The results of two major outcome trials — CREDENCE and CARMELINA — targeting patients with type 2 diabetes and chronic kidney disease (CKD) were presented on Tuesday, June 11, the final day of the 79th Scientific Sessions in San Francisco, CA.
CREDENCE (Canagliflozin and Renal Events in Diabetes with Established Nephropathy Clinical Evaluation) was designed to primarily assess progression of kidney disease and secondarily cardiovascular (CV) outcomes. CARMELINA (Cardiovascular and Renal Microvascular outcome study with Linagliptin in Patients with Type 2 Diabetes Mellitus) primarily assessed CV outcomes and secondarily kidney disease progression.
CREDENCE results show canagliflozin improves CV and renal outcomes in type 2 diabetes patients with CKD
For patients with CKD and type 2 diabetes, the SGLT2 inhibitor canagliflozin has a renal and cardiovascular protective effect in reducing the progression of kidney impairment, according to results of the CREDENCE trial presented at the Scientific Sessions. CREDENCE is the first study in 18 years to demonstrate that a drug can improve cardiovascular and renal outcomes in patients with type 2 diabetes and CKD, regardless of their previous history of cardiovascular disease.

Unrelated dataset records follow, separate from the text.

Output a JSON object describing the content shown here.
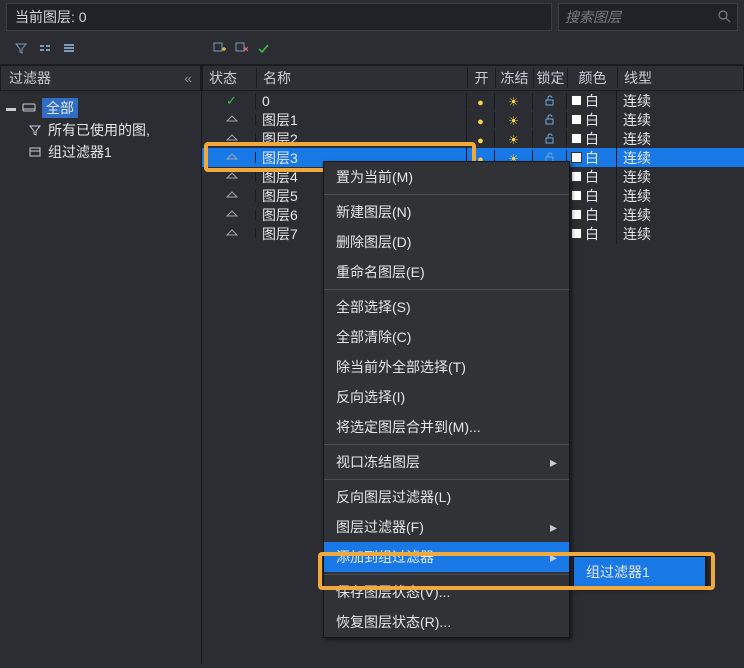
{
  "topbar": {
    "current_layer_prefix": "当前图层:",
    "current_layer_value": "0",
    "search_placeholder": "搜索图层"
  },
  "sidebar": {
    "title": "过滤器",
    "tree": {
      "root": "全部",
      "child1": "所有已使用的图,",
      "child2": "组过滤器1"
    }
  },
  "table": {
    "columns": {
      "state": "状态",
      "name": "名称",
      "on": "开",
      "freeze": "冻结",
      "lock": "锁定",
      "color": "颜色",
      "linetype": "线型"
    },
    "rows": [
      {
        "state": "current",
        "name": "0",
        "color_label": "白",
        "linetype": "连续",
        "selected": false
      },
      {
        "state": "layer",
        "name": "图层1",
        "color_label": "白",
        "linetype": "连续",
        "selected": false
      },
      {
        "state": "layer",
        "name": "图层2",
        "color_label": "白",
        "linetype": "连续",
        "selected": false
      },
      {
        "state": "layer",
        "name": "图层3",
        "color_label": "白",
        "linetype": "连续",
        "selected": true
      },
      {
        "state": "layer",
        "name": "图层4",
        "color_label": "白",
        "linetype": "连续",
        "selected": false
      },
      {
        "state": "layer",
        "name": "图层5",
        "color_label": "白",
        "linetype": "连续",
        "selected": false
      },
      {
        "state": "layer",
        "name": "图层6",
        "color_label": "白",
        "linetype": "连续",
        "selected": false
      },
      {
        "state": "layer",
        "name": "图层7",
        "color_label": "白",
        "linetype": "连续",
        "selected": false
      }
    ]
  },
  "context_menu": {
    "items": [
      {
        "label": "置为当前(M)"
      },
      {
        "sep": true
      },
      {
        "label": "新建图层(N)"
      },
      {
        "label": "删除图层(D)"
      },
      {
        "label": "重命名图层(E)"
      },
      {
        "sep": true
      },
      {
        "label": "全部选择(S)"
      },
      {
        "label": "全部清除(C)"
      },
      {
        "label": "除当前外全部选择(T)"
      },
      {
        "label": "反向选择(I)"
      },
      {
        "label": "将选定图层合并到(M)..."
      },
      {
        "sep": true
      },
      {
        "label": "视口冻结图层",
        "arrow": true
      },
      {
        "sep": true
      },
      {
        "label": "反向图层过滤器(L)"
      },
      {
        "label": "图层过滤器(F)",
        "arrow": true
      },
      {
        "label": "添加到组过滤器",
        "arrow": true,
        "selected": true
      },
      {
        "sep": true
      },
      {
        "label": "保存图层状态(V)..."
      },
      {
        "label": "恢复图层状态(R)..."
      }
    ]
  },
  "submenu": {
    "item": "组过滤器1"
  }
}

CREDENCE was a randomized, double-blind controlled trial that ended early after a planned interim analysis indicated an overwhelming benefit. At the time the study was stopped, 4,401 participants with a mean age of 63 years and an average duration of type 2 diabetes of 15.8 years had enrolled and received follow-up for an average 2.62 years. The study participants had A1C levels between 6.5 percent and 12 percent, with an estimated glomerular filtration rate (eGFR) between 30 to 90 milliliters/minute/1.73 meters2. The participants were assigned to receive 100mg of oral canagliflozin daily or placebo.
“We found that canagliflozin reduced the risk of end-stage kidney disease, doubling of serum creatinine, or renal or cardiovascular death by 30 percent, and reduced dialysis, transplantation, or renal death by 28 percent,” said CREDENCE co-investigator Meg Jardine, MD, PhD, Associate Professor of Medicine at the University of New South Wales in Australia and Program Head at the George Institute for Global Health. “Additionally, we saw no observed difference in canagliflozin for fracture or amputation, and safety was as you would otherwise expect from the class.”
CARMELINA trial demonstrates safety of linagliptin in type 2 diabetes patients at high risk for CV or renal disease
When added to usual care in patients with type 2 diabetes at increased risk of cardiovascular and/or renal disease, the DPP-4 inhibitor linagliptin resulted in cardiovascular and renal events comparable to placebo over a median period of 2.2 years across a broad range of age and kidney function variables, according to results from the CARMELINA trial.
CARMELINA was a large, international, randomized, placebo-controlled, multicenter noninferiority trial conducted from 2013 to 2016 at 605 clinic sites in 27 countries. The study included 6,979 adults with type 2 diabetes who were randomized to receive placebo or 5 mg of linagliptin once daily plus usual diabetes care. The primary outcome measure was the time to first occurrence of the composite of CV events (CV death, nonfatal myocardial infarction, or nonfatal stroke). The key secondary outcome was time to first occurrence of a composite of adjudication-confirmed renal death, end-stage kidney disease, or a sustained decrease in eGFR of 40 percent or greater from baseline.
“We observed no increased risk for CV, heart failure, or kidney outcomes with linagliptin relative to placebo, hence demonstrating safety in this vulnerable population enriched for the presence of CKD,” said CARMELINA study co-chair Darren K. McGuire, MD, MHSc, Distinguished Teaching Professor and the Dallas Heart Ball Chair for Research on Heart Disease in Women at the University of Texas Southwestern Medical Center.
“In addition, we observed a significant risk reduction for worsening of albuminuria and significantly improved glycemic control with linagliptin versus placebo, without increasing risk for hypoglycemia,” he continued. “These data advance the evidence base for treatment options in people with reduced kidney function, for whom many therapies are contraindicated, or at least used with high caution.”